As with all the locations so far, driving is essential to reach this location and there is no public transport in the area.

River shootout scene in Tombstone

San Pedro River

In one of the most famous action scenes in Tombstone, Wyatt and Doc are pinned and ambushed by Curly Bill’s gang down by the river. It’s clear that Doc’s tuberculosis has got him good and he’s in no shape to move or fight. It’s down to Wyatt to end this.

Curly Bill is taunting him from his ambushing position and Wyatt simply repeats one word, over and over again: “No.”

With every shot that goes off, it gets more and more intense, he takes down the entire gang, including Curly Bill single-handedly in what is one of the most iconic scenes in the whole film.
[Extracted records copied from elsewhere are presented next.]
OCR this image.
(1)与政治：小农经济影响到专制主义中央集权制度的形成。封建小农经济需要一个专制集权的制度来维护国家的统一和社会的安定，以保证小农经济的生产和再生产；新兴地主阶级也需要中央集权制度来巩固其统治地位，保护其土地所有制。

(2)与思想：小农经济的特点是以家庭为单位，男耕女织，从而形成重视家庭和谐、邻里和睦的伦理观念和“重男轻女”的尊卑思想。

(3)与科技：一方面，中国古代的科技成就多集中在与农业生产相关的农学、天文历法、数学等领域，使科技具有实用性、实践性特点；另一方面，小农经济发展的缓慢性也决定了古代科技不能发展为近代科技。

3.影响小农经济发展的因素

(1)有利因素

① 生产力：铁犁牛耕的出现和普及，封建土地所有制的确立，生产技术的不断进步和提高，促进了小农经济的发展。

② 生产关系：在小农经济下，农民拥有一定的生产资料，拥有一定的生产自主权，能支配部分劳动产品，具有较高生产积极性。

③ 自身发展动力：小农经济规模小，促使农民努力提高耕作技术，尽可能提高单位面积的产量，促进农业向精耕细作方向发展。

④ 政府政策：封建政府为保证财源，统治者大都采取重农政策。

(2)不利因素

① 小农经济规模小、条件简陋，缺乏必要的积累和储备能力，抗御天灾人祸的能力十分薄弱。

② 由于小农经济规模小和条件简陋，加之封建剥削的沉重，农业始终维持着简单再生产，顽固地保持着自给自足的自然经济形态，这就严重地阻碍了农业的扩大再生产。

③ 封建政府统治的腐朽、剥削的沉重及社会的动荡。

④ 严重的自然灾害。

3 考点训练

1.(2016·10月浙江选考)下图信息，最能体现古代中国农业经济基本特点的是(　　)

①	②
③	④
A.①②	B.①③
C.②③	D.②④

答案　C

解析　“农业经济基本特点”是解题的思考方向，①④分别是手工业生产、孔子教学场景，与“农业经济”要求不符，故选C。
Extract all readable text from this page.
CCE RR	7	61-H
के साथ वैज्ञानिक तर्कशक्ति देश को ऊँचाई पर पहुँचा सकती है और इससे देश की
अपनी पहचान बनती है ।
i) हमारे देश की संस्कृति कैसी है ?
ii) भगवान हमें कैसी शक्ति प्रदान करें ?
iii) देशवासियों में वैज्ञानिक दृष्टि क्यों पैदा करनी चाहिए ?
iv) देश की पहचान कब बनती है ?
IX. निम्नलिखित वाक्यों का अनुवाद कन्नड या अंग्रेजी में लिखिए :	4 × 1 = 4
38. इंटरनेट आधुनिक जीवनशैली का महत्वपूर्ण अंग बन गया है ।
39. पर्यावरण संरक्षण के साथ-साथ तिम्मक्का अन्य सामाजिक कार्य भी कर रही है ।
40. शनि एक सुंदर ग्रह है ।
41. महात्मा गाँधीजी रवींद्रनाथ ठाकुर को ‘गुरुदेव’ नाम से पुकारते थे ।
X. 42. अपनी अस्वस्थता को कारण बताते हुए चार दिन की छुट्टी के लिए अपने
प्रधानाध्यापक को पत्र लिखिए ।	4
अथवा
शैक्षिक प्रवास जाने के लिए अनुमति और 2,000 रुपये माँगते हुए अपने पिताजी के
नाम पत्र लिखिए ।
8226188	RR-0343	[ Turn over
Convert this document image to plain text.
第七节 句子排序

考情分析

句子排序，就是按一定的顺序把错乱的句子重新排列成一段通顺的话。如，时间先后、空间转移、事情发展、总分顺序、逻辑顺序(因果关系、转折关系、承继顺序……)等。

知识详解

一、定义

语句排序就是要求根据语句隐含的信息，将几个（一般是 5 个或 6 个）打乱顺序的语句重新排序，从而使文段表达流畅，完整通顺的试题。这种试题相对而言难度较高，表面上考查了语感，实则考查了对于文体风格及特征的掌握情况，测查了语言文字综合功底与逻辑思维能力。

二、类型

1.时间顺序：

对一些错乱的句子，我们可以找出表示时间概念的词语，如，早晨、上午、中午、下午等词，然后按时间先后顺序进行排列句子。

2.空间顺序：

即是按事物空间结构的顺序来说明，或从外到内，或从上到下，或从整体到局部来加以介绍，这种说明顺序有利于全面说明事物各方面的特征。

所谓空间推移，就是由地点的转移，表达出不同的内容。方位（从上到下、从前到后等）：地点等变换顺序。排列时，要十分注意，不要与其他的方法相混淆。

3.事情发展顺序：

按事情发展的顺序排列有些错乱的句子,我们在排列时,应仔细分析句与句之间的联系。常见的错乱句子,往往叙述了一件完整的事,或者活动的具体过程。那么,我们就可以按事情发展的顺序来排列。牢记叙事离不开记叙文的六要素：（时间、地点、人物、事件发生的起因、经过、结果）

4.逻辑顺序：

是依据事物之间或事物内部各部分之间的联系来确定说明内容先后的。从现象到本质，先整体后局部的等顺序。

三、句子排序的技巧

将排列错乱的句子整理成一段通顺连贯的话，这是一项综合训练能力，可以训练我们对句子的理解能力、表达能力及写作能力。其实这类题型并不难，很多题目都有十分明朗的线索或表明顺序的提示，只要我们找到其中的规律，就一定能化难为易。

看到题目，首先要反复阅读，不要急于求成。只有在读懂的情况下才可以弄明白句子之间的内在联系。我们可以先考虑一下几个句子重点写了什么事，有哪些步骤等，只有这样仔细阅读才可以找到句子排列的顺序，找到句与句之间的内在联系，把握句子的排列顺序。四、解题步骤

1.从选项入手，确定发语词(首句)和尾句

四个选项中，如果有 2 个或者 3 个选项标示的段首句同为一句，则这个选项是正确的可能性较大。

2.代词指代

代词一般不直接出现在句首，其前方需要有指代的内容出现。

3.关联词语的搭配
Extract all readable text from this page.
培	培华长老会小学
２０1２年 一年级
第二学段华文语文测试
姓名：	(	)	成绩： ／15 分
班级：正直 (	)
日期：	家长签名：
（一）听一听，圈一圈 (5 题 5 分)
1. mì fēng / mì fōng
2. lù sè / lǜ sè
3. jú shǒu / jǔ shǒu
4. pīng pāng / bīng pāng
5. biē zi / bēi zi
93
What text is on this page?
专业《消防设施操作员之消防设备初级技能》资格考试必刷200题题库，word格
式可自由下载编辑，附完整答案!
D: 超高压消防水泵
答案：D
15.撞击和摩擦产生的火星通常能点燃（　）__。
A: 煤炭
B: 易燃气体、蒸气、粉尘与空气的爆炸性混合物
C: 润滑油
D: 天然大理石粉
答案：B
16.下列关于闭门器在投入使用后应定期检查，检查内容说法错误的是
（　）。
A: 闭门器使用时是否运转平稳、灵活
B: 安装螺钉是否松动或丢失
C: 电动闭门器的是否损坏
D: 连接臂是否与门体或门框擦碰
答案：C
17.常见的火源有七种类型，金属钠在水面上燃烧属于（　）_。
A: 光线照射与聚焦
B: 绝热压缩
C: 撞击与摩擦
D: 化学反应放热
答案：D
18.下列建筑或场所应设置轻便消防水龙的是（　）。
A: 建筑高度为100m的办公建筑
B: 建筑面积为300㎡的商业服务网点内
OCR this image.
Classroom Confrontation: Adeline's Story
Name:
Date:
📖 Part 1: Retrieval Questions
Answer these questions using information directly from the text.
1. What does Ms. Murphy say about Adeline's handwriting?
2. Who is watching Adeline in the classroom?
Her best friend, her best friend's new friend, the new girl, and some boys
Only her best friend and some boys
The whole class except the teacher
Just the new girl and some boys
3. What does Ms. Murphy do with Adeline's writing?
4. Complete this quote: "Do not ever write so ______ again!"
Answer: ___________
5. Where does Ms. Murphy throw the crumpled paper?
This Tombstone action scene is filmed down on the San Pedro River which flows to the east of Tucson. It’s actually one of only three rivers in the world that flows northbound - how cool is that? Depending on where along the river you visit, you can find trails, picnic areas, parking, wildlife information and more.

Again, to reach the river, it’s best to drive, or you could even follow the river down from outside Tucson all the way to the Mexican border!

Conclusion

There’s a reason why Tombstone has stood the test of time as one of the most iconic and hilarious wild west movies of the late 20th century. It’s full of huge household names, amazing quotes, and classic western movie tropes that are super nostalgic.

Whether you’re rewatching it for the fiftieth time or introducing someone to the magic of this movie for the very first time, you’re guaranteed to have an entertaining few hours of escapism. It’s rare that you get a movie where you can actually learn about history in a fun way, but Tombstone manages to nail it!

With the majority of the Tombstone filming locations being around the Tucson area of Arizona and predominantly on two studio sets that both offer tours, it’s easy to visit these locations and feel as if you’re in the thick of the O.K. Corral action. Tombstone superfans, Tucson is calling, are you going to answer?